For the assesor, like in the case of granularity, the enlightenment will strike post-facto. Enlightenment is really the apt word as there are no standard questions unlike in the earlier cases: one just has to rely on one's feeling and sense that the student who just walked out could qualify for the larval stage of development management. Consensus has never covered itself with grace in history: but moments like these resurrect it. To tick off on integration, all that is needed is a yay from each member of the assessment group.

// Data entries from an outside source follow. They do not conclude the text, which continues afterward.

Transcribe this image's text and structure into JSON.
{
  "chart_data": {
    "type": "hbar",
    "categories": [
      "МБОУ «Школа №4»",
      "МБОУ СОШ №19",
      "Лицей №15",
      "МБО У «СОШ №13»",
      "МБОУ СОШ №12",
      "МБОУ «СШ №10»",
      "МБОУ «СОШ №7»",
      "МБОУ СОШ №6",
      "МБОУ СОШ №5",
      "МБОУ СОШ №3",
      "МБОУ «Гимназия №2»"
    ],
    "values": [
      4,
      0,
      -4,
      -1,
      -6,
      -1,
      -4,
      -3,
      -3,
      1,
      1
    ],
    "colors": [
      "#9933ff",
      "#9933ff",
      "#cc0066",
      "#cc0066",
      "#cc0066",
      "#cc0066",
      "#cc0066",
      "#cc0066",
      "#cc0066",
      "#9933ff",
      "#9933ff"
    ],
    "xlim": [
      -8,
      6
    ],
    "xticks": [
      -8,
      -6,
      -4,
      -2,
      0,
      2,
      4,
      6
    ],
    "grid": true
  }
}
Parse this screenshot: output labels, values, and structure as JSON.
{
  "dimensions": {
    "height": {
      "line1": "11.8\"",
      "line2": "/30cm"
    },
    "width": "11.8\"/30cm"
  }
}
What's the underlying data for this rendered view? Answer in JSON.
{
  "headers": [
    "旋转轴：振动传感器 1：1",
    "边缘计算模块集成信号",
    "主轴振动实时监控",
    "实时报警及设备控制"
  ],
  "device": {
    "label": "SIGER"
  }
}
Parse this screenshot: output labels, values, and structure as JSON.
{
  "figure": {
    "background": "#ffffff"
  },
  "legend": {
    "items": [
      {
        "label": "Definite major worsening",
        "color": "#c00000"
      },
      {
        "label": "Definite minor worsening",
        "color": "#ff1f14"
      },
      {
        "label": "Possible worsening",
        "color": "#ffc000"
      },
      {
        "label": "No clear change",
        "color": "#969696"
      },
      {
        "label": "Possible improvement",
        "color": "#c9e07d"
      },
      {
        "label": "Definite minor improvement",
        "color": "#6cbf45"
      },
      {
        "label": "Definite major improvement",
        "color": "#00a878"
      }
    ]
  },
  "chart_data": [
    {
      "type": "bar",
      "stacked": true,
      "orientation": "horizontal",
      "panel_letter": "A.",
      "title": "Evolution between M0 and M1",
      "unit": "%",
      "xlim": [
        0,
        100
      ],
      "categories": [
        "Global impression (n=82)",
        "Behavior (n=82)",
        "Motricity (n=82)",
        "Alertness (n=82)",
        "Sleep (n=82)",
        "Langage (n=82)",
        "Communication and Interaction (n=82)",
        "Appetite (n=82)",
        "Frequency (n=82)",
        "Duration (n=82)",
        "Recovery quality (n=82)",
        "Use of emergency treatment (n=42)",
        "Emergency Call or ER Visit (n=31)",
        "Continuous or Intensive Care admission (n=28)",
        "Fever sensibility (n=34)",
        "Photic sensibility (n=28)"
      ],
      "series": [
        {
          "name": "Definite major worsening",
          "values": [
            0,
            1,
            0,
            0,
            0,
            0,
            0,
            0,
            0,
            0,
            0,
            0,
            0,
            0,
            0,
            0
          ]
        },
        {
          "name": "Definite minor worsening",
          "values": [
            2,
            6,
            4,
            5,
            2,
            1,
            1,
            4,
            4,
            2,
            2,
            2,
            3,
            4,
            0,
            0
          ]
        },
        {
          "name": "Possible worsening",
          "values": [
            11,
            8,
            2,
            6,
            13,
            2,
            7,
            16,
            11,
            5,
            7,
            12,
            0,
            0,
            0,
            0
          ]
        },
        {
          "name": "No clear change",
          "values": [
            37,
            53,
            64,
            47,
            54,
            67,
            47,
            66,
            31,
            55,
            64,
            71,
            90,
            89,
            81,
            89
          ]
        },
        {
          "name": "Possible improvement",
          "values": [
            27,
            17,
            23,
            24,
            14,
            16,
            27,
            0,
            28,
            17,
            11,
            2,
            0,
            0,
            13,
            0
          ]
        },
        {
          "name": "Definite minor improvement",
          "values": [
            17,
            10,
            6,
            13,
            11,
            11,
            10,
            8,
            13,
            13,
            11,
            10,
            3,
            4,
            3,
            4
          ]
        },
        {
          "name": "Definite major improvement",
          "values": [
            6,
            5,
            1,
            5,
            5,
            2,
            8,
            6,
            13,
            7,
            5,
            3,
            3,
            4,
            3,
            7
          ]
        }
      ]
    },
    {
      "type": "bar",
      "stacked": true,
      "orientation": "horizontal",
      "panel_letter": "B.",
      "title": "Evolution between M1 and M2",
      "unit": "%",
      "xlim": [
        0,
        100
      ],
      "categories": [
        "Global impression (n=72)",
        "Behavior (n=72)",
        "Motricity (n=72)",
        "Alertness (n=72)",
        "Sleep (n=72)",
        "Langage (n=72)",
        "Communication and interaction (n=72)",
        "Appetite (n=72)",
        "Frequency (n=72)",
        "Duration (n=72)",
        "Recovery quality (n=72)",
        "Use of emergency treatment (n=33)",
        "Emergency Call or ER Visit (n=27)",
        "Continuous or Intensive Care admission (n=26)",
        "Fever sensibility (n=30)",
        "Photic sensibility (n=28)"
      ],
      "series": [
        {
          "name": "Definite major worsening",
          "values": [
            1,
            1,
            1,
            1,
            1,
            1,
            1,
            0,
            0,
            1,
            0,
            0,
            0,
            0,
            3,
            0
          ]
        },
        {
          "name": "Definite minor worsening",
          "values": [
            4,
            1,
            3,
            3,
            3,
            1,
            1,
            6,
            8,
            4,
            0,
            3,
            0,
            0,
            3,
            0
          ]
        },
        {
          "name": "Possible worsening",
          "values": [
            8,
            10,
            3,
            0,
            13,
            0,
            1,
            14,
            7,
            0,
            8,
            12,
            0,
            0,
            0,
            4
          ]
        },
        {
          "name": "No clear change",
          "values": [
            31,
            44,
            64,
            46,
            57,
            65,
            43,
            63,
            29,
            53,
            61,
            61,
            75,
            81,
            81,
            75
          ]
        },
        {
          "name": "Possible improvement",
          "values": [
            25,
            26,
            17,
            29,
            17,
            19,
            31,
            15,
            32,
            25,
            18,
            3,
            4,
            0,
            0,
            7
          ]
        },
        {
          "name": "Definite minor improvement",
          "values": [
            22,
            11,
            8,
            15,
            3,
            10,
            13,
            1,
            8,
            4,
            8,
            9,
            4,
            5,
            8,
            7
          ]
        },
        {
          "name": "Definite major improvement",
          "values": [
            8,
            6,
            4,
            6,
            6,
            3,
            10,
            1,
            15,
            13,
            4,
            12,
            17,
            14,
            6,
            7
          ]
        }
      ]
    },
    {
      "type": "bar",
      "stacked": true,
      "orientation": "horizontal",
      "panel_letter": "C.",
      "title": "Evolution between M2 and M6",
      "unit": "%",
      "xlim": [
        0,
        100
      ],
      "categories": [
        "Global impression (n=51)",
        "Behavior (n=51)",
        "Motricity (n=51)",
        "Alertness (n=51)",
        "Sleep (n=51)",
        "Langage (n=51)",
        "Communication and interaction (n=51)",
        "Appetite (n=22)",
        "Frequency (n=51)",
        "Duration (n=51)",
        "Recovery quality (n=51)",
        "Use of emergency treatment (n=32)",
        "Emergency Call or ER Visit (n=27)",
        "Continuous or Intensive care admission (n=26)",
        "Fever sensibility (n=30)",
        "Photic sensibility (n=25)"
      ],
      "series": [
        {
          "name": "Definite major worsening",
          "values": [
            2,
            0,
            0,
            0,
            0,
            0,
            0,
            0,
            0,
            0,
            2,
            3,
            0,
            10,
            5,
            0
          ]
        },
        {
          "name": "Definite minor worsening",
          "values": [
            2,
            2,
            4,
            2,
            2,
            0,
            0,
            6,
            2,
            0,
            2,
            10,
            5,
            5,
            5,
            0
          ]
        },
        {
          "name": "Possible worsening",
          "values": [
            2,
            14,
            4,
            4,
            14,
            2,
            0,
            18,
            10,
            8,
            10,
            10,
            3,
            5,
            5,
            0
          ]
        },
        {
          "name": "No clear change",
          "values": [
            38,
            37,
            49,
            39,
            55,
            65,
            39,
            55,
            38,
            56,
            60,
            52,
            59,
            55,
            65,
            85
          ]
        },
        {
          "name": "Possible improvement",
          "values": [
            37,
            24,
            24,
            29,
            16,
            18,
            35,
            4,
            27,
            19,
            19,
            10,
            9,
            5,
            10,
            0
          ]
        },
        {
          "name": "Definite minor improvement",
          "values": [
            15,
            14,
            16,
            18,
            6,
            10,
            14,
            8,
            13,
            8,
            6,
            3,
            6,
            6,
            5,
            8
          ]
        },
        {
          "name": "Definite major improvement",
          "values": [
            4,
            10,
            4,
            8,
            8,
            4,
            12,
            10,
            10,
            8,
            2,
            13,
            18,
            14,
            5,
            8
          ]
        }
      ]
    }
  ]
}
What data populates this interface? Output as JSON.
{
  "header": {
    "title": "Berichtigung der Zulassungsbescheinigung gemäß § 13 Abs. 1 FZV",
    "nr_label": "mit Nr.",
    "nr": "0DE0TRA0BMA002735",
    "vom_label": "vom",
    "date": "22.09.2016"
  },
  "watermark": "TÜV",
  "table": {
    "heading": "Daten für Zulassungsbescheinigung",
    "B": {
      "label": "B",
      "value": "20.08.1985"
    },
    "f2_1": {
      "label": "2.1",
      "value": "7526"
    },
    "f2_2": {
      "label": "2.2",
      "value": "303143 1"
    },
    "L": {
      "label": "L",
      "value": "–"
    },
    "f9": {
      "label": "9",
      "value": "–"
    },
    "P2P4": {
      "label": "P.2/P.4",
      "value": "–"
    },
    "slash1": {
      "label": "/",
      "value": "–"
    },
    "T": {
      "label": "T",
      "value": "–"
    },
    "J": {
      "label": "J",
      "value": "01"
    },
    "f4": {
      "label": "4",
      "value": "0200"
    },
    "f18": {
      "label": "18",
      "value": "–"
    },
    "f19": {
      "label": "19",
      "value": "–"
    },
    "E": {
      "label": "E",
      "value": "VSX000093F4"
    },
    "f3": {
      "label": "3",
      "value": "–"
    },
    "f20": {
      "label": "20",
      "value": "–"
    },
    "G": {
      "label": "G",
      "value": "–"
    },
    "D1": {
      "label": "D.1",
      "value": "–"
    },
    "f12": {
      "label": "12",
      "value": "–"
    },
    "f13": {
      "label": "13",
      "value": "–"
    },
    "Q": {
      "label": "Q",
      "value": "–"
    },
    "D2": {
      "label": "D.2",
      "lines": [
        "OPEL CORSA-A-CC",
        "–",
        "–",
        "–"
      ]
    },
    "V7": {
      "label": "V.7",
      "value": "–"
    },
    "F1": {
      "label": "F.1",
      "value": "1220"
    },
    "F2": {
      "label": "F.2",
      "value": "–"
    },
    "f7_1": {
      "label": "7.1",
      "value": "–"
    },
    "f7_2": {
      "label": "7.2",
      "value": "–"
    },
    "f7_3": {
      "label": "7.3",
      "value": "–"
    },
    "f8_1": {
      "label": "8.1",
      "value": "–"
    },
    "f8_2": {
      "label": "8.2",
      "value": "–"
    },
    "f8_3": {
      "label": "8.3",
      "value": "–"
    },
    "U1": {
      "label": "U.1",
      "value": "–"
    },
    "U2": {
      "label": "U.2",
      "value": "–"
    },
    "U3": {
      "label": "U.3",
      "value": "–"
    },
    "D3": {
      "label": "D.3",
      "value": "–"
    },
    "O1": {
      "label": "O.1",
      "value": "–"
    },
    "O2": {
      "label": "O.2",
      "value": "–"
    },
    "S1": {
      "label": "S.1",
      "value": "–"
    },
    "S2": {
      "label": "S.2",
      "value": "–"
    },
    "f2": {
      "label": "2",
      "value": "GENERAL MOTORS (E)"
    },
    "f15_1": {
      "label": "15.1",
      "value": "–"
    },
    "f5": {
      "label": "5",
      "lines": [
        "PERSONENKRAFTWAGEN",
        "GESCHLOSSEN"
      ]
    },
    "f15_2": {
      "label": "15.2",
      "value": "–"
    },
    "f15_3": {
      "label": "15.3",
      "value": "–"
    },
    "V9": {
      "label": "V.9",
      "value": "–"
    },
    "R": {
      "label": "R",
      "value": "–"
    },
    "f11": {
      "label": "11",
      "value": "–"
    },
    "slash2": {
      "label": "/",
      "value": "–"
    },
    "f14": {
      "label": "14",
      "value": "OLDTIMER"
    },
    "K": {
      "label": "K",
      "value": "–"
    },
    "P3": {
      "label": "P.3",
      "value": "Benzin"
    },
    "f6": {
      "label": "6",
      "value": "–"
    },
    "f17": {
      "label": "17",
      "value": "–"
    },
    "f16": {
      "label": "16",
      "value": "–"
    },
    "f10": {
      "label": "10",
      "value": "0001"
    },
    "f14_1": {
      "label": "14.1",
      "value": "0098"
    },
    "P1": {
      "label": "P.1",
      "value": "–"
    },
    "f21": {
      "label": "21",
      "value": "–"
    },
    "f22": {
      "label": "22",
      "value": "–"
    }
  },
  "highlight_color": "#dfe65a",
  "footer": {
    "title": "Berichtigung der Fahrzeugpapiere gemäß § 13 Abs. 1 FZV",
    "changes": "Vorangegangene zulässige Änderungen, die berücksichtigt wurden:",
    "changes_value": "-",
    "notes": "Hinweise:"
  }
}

It seems loosening of standards for integration does not end here: unlike other qualities it is advisable not to grade this aspect. The strengthening of integration is, more than any other, a matter of one's starting position. Any visible progress from this starting point is a success. Though miserliness is a virtue when grading this one: if out of a batch of 60, 25 happen to tick the box on this one, then either the process of student selection has defied the statistics of the youth population, or the assessors have a bit of reflective practice of their own to do. Five per cent from a batch is where a line needs to be drawn.
Summary and a point on grading
There are thus five (or if one wishes to break practice in two, six) dimensions of assessment with their respective weightages:
1. Pratice - 35%
2. Tuning into the context - 20%
3. Evaluation (critical inquiry) - 25%
4. Granularity - 10%
5. Integration - 10%
This time a numerical scale was used to grade dimensions. It is worth considering use of descriptive stages instead, suitable for each dimension. This concurs well with the fact that the entire process of assessment is a shining example of how to apply heuristic reasoning. A precise number does much disservice to both the concept and its aesthetics.
If one is able to describe stages of development, they also serve as mnemonic devices: forcing the assessor to ask questions if she forgets; and to restrain her from getting taken in by the student's stage performance however brilliant and applause-deserving it maybe. For one should not forget: an assessment conversation has many performative elements within it. Ability to both bear this in mind and design for it ensures ISDM ticks box #2 on its own assessment framework: in other words, it does not take its own assessment process too seriously.